While the same mental disorders that tend to undermine criminal responsibility also tend to undermine the ability to refuse treatment, there will always be room for mentally disordered offenders who are able to refuse treatment. The reason for this is the decision-making nature of criminal responsibility and the capacity to give consent. The decision to commit a crime is different from the decision to refuse or consent to treatment. A person with an obsessive-compulsive mental disorder may have a perfectly adequate understanding of their condition and, as such, be able to make competent decisions about possible treatment. Second, the decision to commit a crime is usually made at a different time than the decision to accept or refuse care. A person`s mental state can change over time and, for example, the use of antipsychotic medications can restore a person`s capacity. Prior criminal responsibility is the idea that a person assumes criminal responsibility for any subsequent criminal act committed under the influence of a mental disorder if he or she refuses treatment for his or her psychiatric problems (which is deemed necessary by a doctor and/or a court). This proposal depends on two essential characteristics. First, people are responsible for refusing care, and second, we can spot disruptions that can potentially relieve someone of responsibility. I will present a sketch of these two features in the next two sections.
An essential element that plays into the false ambiguity of psychiatric illness and crime is the mislabelling of all criminals as mentally ill. Society as a whole views behaviour and behavioural problems as a symptom of a mental disorder that has led to the false public perception that crime is equated with psychiatric illness. The high number of mental illnesses reported in prisons and prisons is mainly due to the mislabelling of criminals as psychiatric patients.
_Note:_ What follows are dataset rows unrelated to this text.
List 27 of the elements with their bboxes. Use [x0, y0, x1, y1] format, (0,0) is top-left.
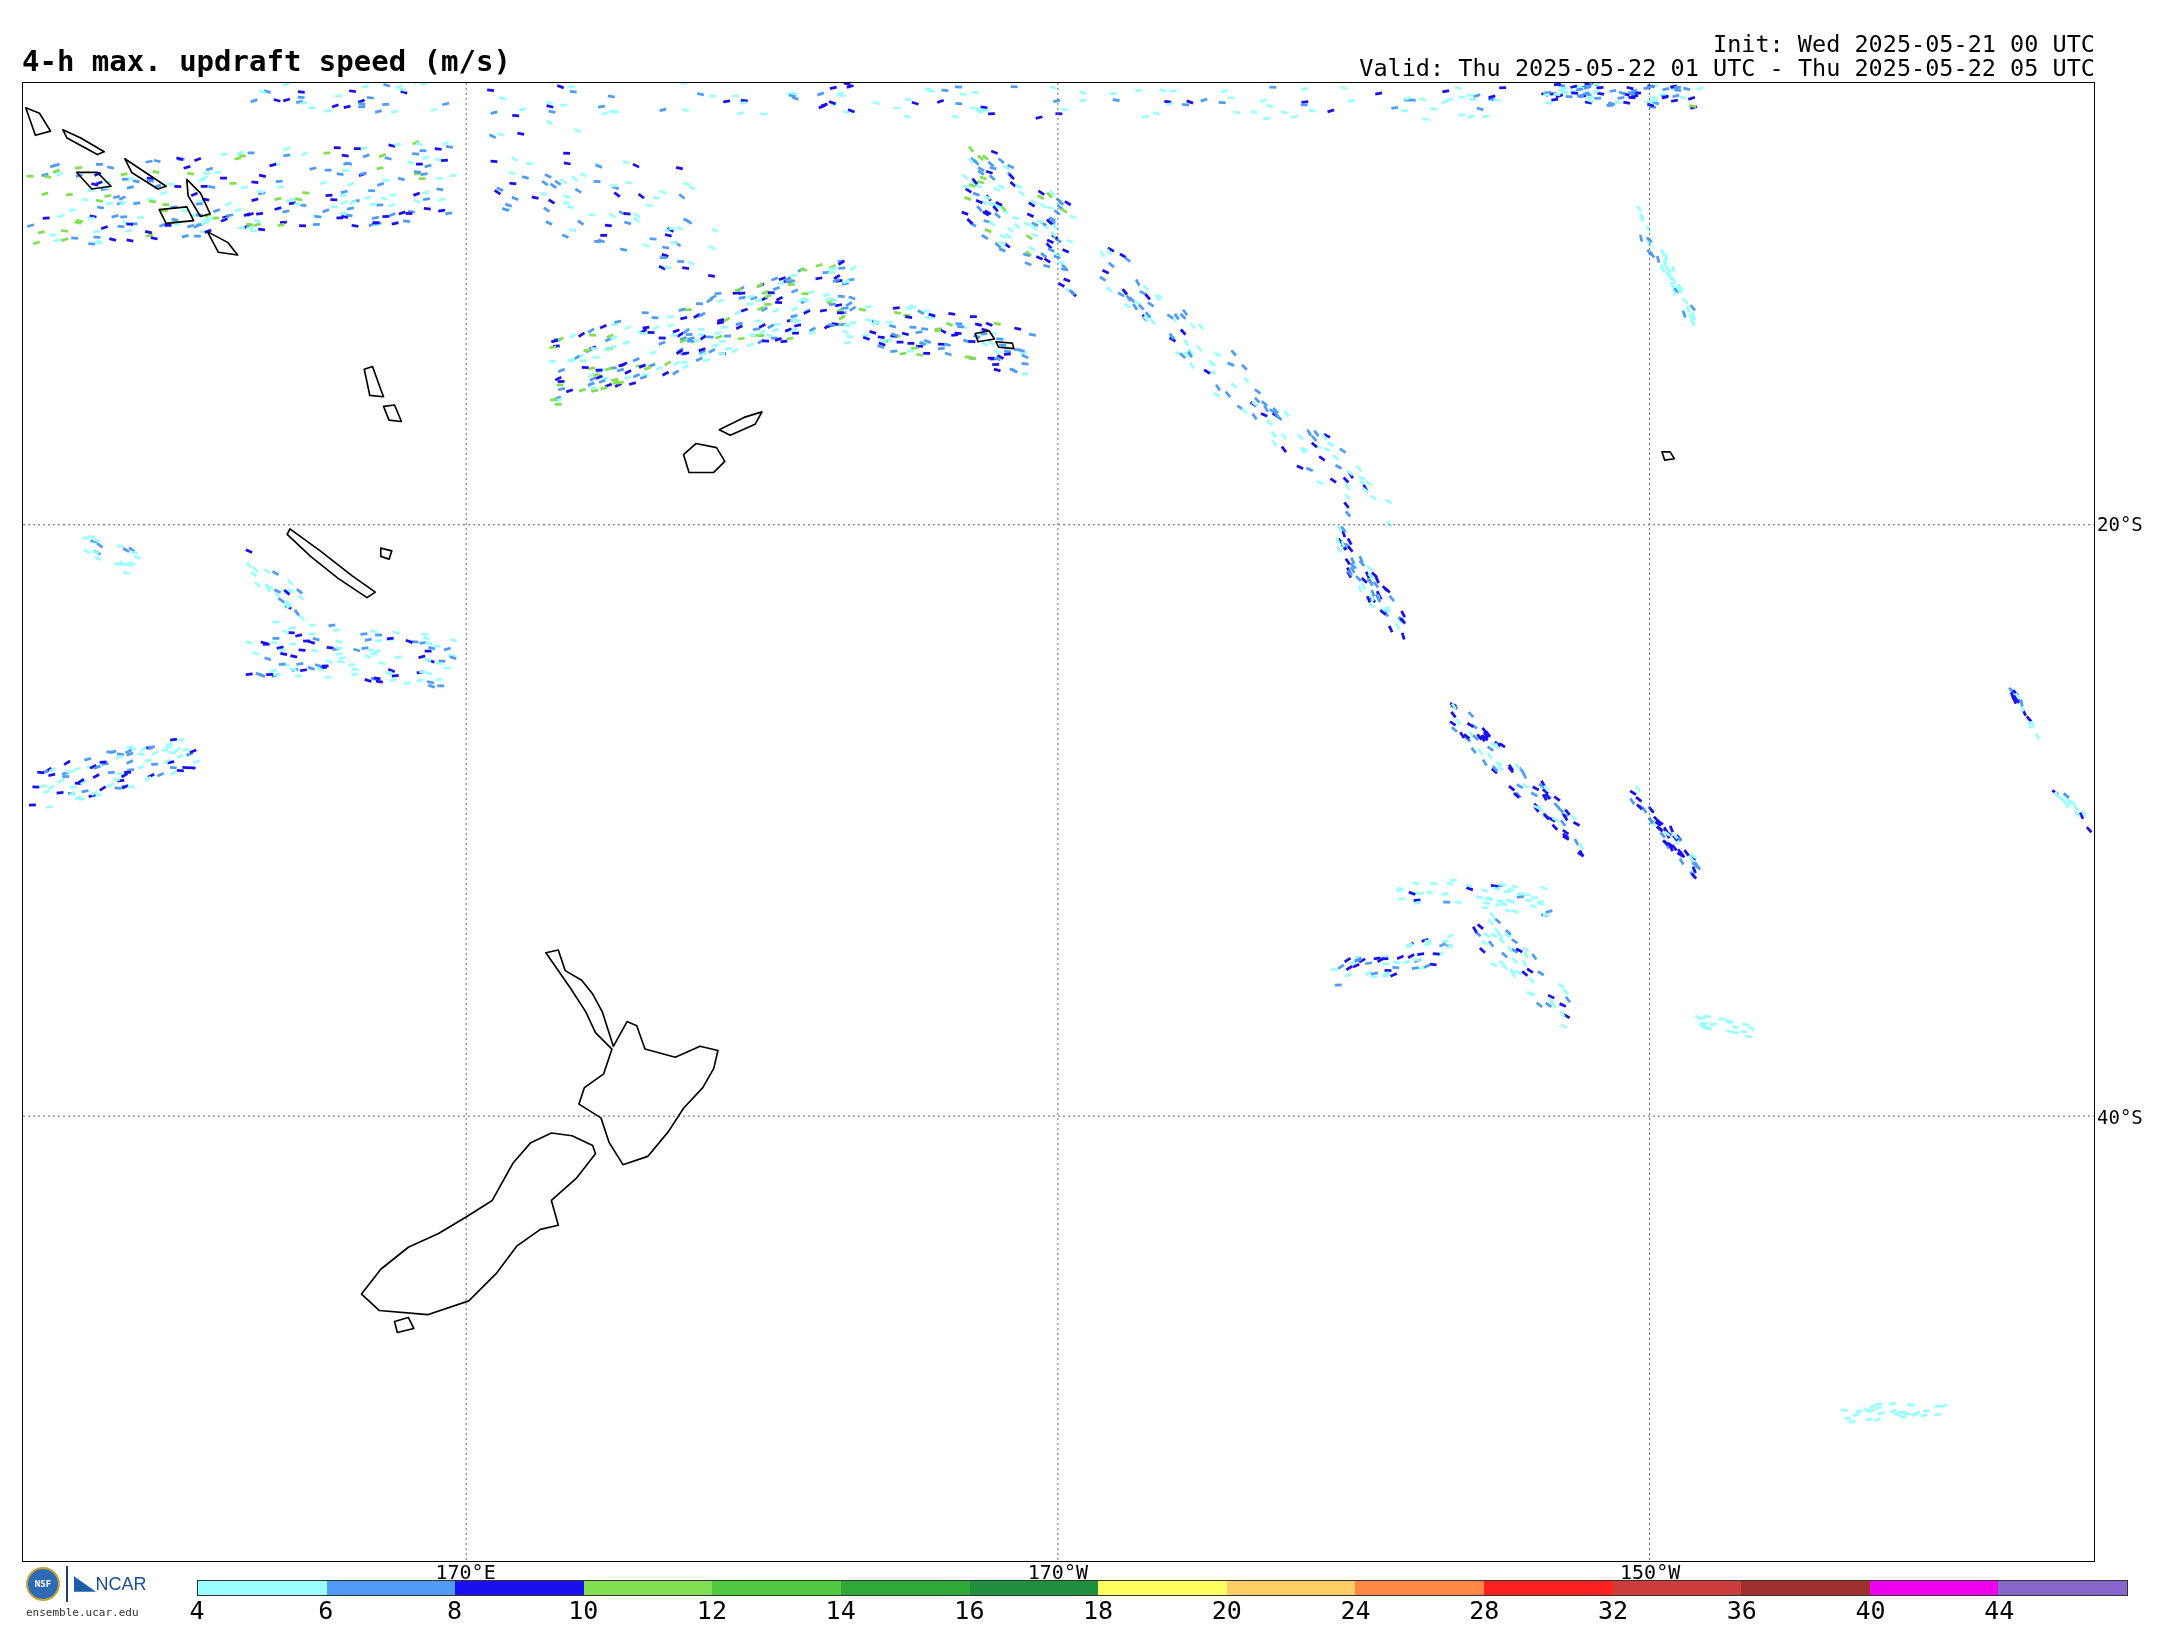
scale-label: 18	[1083, 1598, 1114, 1623]
scale-label: 24	[1340, 1598, 1371, 1623]
scale-label: 28	[1469, 1598, 1500, 1623]
scale-label: 44	[1984, 1598, 2015, 1623]
scale-label: 6	[318, 1598, 334, 1623]
scale-label: 20	[1211, 1598, 1242, 1623]
seal-logo: NSF	[26, 1567, 60, 1601]
longitude-label: 150°W	[1620, 1562, 1681, 1582]
website-label: ensemble.ucar.edu	[26, 1606, 139, 1619]
wave-logo-icon	[73, 1576, 96, 1592]
chart-title: 4-h max. updraft speed (m/s)	[22, 47, 511, 80]
init-time: Init: Wed 2025-05-21 00 UTC	[1713, 33, 2095, 57]
scale-label: 36	[1726, 1598, 1757, 1623]
organization-logo: NCAR	[95, 1573, 147, 1595]
scale-label: 32	[1598, 1598, 1629, 1623]
scale-label: 14	[825, 1598, 856, 1623]
longitude-label: 170°E	[435, 1562, 496, 1582]
scale-label: 10	[568, 1598, 599, 1623]
latitude-label: 20°S	[2097, 513, 2143, 536]
scale-label: 12	[696, 1598, 727, 1623]
scale-label: 8	[446, 1598, 462, 1623]
scale-label: 16	[954, 1598, 985, 1623]
scale-label: 40	[1855, 1598, 1886, 1623]
longitude-label: 170°W	[1027, 1562, 1088, 1582]
scale-label: 4	[189, 1598, 205, 1623]
latitude-label: 40°S	[2097, 1105, 2143, 1128]
valid-time: Valid: Thu 2025-05-22 01 UTC - Thu 2025-05-22 05 UTC	[1359, 56, 2095, 80]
These figures are not always based on clarification and thorough medical and psychiatric diagnoses, but on social factors. [3] King, Matt and Joshua May. 2018. Moral responsibility and mental illness: a call for nuance. Neuroethics, 11(1): 11-22. Swanson, Jeffrey, Charles Holzer, Vijay Ganju and Robert Tsutomu. 1990.
Violence and psychiatric disorders in the Community: results of epidemiological surveys of catchment areas. Hospital and Community Psychiatry, 41: 761-770. The basis of the defense of legal insanity is the idea that only those who are morally responsible for a crime – those who are guilty of it – deserve to be punished.